Firms with valuable intangible assets are more likely to show a(n):
A. excess of book value over market value of equity.
B. high going-concern value.
C. low liquidation value.
D. low P/E ratio.
68. Which of the following is inconsistent with a firm that sells for very near book value?
A. Low current earning power
B. No intangible assets
C. High future earning power
D. Low, unstable dividend payment
69. The main purpose of a market-value balance sheet is to:
A. show an inflated value of the firm.
B. avoid the recording of certain liabilities.
C. value assets and liabilities without GAAP restrictions.
D. improve the credit rating of the firm.
70. A stock paying $5 in annual dividends sells now for $80 and has an expected return of 14%. What might investors expect to pay for the stock 1 year from now?
71. Which of the following statements is correct about a stock currently selling for $50 per share that has a 16% expected return and a 10% expected capital appreciation?
A. Its expected dividend exceeds the actual dividend.
B. Its expected return will exceed the actual return.
C. It is expected to pay $3 in annual dividends.
D. It is expected to pay $8 in annual dividends.
72. The expected return on a common stock is composed of:
A. dividend yield.
B. capital appreciation.
C. both dividend yield and capital appreciation.
D. capital appreciation minus the dividend yield.
73. Firms having a higher expected return have a higher:
A. level of expected risk.
B. dividend yield.
C. market value of equity.
D. degree of certainty concerning their returns.
74. What is the expected dividend to be paid in 3 years if yesterday's dividend was $6.00, dividends are expected to grow at a constant 6% annual rate, and the firm has a 10% expected return?

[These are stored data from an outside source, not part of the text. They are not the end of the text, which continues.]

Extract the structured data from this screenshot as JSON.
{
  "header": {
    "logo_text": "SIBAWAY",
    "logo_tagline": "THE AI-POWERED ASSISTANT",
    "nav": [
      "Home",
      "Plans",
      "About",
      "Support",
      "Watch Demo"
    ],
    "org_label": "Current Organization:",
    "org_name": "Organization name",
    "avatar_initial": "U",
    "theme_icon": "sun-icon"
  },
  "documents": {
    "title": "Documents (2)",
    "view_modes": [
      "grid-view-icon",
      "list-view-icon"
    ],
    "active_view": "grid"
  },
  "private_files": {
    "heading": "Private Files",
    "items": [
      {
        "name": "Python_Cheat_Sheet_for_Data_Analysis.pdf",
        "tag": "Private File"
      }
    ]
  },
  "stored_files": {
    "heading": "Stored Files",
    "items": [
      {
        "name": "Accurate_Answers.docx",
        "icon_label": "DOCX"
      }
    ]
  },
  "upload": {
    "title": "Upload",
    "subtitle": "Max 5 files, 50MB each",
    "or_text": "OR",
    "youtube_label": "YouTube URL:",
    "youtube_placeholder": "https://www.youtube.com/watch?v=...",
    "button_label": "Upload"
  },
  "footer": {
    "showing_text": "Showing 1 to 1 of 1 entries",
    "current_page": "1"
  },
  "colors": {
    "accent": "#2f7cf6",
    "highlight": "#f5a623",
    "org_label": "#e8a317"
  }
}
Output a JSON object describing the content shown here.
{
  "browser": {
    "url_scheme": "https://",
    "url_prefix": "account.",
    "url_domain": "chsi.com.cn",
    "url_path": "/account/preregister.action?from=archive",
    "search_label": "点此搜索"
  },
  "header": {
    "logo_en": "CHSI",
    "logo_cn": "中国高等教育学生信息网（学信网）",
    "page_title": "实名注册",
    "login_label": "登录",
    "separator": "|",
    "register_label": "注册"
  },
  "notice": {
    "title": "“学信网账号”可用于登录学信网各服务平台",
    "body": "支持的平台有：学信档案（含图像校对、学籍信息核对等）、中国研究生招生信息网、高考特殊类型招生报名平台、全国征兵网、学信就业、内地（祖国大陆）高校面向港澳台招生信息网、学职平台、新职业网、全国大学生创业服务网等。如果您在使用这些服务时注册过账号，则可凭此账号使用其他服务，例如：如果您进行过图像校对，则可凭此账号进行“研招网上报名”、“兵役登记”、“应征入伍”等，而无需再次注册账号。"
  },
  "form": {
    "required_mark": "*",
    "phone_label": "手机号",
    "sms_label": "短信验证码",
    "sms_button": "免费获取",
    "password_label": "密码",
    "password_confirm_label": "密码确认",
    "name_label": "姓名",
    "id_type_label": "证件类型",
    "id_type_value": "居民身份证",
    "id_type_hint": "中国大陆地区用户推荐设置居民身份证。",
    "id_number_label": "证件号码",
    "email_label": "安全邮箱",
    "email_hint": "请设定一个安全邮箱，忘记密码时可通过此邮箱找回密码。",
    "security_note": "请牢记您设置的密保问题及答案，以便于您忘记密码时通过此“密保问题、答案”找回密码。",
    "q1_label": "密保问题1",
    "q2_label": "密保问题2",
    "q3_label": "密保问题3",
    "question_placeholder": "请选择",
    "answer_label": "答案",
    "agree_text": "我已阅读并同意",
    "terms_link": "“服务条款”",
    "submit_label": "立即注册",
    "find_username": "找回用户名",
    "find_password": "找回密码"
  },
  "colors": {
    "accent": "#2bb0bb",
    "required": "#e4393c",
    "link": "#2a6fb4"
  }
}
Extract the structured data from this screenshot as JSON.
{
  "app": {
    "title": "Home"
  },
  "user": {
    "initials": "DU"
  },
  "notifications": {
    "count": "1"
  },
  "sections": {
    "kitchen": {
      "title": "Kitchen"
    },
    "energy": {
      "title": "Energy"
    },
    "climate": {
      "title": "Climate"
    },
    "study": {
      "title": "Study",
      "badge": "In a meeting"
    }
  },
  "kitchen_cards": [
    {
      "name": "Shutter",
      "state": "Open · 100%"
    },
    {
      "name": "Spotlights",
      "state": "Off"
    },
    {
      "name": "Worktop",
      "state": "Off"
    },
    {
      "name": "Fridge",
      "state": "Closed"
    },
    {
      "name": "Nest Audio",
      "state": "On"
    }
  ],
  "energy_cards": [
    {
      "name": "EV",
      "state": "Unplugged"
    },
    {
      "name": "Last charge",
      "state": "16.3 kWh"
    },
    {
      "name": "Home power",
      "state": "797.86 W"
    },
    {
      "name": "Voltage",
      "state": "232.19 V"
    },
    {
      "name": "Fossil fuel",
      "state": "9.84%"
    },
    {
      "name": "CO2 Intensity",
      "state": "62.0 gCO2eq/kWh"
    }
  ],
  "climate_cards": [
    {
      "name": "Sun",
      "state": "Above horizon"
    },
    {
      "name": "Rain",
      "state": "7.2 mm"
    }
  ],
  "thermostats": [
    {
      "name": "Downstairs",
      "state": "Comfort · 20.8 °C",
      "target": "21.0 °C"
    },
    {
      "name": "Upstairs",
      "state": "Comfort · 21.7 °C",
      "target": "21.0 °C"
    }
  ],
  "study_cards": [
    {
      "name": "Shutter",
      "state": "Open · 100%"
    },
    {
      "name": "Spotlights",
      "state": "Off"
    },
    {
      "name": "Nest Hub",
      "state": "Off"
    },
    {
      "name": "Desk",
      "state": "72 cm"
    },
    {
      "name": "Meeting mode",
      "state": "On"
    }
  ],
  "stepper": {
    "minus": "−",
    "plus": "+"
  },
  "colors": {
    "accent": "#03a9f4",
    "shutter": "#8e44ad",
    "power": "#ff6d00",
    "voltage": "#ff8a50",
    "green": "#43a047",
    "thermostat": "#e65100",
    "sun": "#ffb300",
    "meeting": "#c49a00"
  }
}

75. Dividing a stock's earnings per share by the expected rate of return will value the share correctly if no new shares are issued and the dividend yield:
A. exceeds the required return.
B. equals the required return.
C. is zero.
D. is constant.
76. What rate of return is expected from a stock that sells for $30 per share, pays $1.50 annually in dividends, and is expected to sell for $33 per share in one year?